According to the message: " BUG: unable to handle kernel NULL pointer dereference at
0000000000000004" and RIP "kernfs_dop_revalidate+0x33", the %rbp is NULL, it is assigned
at line 17 above, and the offset of i_private in struct inode is 0x260, so it turns out that the
i_private is NULL, which is returned from kernfs_dentry_node.

---
75 static inline struct kernfs_node *kernfs_dentry_node(struct dentry *dentry)
76 {
77 	if (d_really_is_negative(dentry))
78		return NULL;
79	return d_inode(dentry)->i_private;
80 }
---
550 static int kernfs_dop_revalidate(struct dentry *dentry, unsigned int flags)
551 {
552 	struct kernfs_node *kn;
553
554		if (flags & LOOKUP_RCU)
555			return -ECHILD;
556
557		/* Always perform fresh lookup for negatives */
558		if (d_really_is_negative(dentry))
559			goto out_bad_unlocked;
560
561		kn = kernfs_dentry_node(dentry);
562		mutex_lock(&kernfs_mutex);
563
564		/* The kernfs node has been deactivated */
565		if (!kernfs_active(kn))
566			goto out_bad;
567     ......
---

We've tried to delete and access some files in sysfs concurrently at the user space, but can't
reproduce the problem for now, :-(

Any advice about the problem or how to debug the kernfs?
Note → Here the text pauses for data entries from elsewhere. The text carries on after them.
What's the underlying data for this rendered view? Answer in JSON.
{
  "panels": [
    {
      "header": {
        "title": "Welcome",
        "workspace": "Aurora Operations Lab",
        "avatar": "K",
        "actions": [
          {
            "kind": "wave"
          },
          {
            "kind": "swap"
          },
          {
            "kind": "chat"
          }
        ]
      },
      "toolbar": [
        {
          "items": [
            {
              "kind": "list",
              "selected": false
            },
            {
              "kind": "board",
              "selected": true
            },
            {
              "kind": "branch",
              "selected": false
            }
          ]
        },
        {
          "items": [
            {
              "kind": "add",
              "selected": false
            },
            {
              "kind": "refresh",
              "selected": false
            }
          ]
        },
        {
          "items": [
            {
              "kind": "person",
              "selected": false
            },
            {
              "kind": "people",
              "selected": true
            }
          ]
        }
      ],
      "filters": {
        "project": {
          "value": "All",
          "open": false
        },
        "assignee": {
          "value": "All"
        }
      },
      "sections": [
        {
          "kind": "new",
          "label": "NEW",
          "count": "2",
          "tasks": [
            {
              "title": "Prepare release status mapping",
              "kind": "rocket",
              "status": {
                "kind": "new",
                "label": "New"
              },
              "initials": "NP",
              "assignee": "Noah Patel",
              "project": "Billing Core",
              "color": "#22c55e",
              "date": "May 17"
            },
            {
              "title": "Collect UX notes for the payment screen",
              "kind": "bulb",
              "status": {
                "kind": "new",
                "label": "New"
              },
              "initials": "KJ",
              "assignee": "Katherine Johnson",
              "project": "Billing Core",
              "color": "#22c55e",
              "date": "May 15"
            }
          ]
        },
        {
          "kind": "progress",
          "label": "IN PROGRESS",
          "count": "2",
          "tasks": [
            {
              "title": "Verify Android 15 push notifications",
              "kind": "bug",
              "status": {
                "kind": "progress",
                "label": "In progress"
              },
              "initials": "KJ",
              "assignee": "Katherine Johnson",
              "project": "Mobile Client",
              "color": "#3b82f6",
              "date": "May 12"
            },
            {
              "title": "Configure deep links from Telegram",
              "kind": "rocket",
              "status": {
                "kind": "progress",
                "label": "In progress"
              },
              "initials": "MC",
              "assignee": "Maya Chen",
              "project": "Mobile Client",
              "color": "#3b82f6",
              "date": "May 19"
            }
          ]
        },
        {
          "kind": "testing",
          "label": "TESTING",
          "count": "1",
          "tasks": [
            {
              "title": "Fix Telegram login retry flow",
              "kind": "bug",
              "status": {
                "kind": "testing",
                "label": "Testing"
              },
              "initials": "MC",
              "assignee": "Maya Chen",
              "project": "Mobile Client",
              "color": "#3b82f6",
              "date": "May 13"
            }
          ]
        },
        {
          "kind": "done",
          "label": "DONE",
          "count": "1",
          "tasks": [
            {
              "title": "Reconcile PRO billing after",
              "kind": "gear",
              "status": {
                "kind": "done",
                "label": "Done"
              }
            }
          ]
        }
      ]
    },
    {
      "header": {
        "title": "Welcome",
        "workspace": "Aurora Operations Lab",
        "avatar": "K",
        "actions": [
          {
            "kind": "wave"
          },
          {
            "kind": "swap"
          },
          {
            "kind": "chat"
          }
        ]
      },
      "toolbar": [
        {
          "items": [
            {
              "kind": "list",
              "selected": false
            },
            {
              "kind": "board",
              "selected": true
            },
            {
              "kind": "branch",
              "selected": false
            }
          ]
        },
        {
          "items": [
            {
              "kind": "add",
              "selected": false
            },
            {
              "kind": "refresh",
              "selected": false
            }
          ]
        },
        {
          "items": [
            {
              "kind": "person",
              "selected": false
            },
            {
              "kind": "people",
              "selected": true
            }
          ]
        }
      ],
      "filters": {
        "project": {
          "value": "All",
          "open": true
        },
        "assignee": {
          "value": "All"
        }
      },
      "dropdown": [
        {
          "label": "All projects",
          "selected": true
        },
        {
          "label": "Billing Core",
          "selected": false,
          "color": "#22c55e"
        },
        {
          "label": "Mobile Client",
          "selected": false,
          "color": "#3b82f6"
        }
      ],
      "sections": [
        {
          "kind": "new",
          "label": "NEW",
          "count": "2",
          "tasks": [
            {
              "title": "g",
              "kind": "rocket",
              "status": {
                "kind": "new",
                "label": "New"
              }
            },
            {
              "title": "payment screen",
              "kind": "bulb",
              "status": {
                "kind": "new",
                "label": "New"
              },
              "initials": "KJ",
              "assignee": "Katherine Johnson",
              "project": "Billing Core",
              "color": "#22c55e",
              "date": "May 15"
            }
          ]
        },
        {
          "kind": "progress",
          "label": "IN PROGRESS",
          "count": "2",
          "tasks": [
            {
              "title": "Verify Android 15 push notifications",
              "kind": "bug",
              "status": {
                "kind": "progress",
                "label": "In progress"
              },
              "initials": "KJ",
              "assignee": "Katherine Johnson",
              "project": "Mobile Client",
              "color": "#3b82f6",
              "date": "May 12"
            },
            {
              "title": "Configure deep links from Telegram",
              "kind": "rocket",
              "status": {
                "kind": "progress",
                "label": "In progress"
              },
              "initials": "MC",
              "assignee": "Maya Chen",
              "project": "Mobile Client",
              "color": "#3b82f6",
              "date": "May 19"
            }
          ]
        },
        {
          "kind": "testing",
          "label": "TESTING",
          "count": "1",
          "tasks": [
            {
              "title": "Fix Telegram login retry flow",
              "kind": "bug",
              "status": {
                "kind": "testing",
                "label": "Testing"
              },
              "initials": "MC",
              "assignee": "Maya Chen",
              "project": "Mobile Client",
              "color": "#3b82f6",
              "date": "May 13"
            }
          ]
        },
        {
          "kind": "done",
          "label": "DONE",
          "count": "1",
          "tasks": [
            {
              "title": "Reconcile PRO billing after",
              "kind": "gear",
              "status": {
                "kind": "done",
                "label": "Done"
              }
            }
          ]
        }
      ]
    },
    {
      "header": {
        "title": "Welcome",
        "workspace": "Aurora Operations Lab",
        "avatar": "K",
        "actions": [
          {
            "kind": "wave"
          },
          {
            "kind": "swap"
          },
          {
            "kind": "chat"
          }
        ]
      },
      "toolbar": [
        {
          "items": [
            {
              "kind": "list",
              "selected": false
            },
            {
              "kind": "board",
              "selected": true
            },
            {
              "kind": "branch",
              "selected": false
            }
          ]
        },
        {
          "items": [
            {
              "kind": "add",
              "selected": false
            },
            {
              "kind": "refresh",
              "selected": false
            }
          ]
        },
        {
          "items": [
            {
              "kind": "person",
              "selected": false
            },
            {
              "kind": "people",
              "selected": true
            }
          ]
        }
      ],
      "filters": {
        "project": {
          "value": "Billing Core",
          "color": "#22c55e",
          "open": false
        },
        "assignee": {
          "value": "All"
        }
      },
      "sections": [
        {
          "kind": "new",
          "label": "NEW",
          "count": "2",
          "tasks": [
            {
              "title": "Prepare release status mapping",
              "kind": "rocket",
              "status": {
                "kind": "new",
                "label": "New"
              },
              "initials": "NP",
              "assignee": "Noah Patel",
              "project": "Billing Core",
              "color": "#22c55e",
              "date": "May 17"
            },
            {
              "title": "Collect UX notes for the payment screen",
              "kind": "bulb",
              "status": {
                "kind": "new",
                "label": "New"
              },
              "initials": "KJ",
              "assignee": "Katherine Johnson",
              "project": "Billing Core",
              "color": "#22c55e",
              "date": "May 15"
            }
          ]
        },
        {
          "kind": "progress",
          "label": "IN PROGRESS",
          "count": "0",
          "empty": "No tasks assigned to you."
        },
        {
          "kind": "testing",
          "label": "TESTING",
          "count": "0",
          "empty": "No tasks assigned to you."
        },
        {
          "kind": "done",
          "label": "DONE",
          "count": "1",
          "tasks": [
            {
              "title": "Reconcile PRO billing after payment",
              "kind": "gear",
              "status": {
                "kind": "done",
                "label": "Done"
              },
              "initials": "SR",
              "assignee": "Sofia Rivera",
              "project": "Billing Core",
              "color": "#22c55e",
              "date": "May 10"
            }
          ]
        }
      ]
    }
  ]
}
Thanks!

Jay Zhou

Re: [Question] kernfs: NULL pointer dereference in kernfs_dop_revalidate()

[gregkh]

On Mon, Mar 28, 2022 at 11:59:49AM +0000, Zhoujian (jay) wrote:
> Hi,
> 
> We met a kernel panic during boot the new kernel using kexec, the kernel version
> is 4.18.0(with some our changes), here is the stack:

4.18.0 is _VERY_ old and obsolete, sorry.  Can you duplicate this on
5.17?

thanks,

greg k-h

RE: [Question] kernfs: NULL pointer dereference in kernfs_dop_revalidate()

[Zhoujian (jay)]

> -----Original Message-----
> From: gregkh@linuxfoundation.org [mailto:gregkh@linuxfoundation.org]
> Sent: Monday, March 28, 2022 8:20 PM
> To: Zhoujian (jay) <jianjay.zhou@huawei.com>
> Cc: linux-kernel@vger.kernel.org; tj@kernel.org; Huangweidong (C)
> <weidong.huang@huawei.com>; Wangjing(Hogan) <hogan.wang@huawei.com>
> Subject: Re: [Question] kernfs: NULL pointer dereference in
> kernfs_dop_revalidate()
> 
> On Mon, Mar 28, 2022 at 11:59:49AM +0000, Zhoujian (jay) wrote:
> > Hi,
> >
> > We met a kernel panic during boot the new kernel using kexec, the
> > kernel version is 4.18.0(with some our changes), here is the stack:
> 
> 4.18.0 is _VERY_ old and obsolete, sorry.  Can you duplicate this on 5.17?

Thanks for your reply, I'll have a try.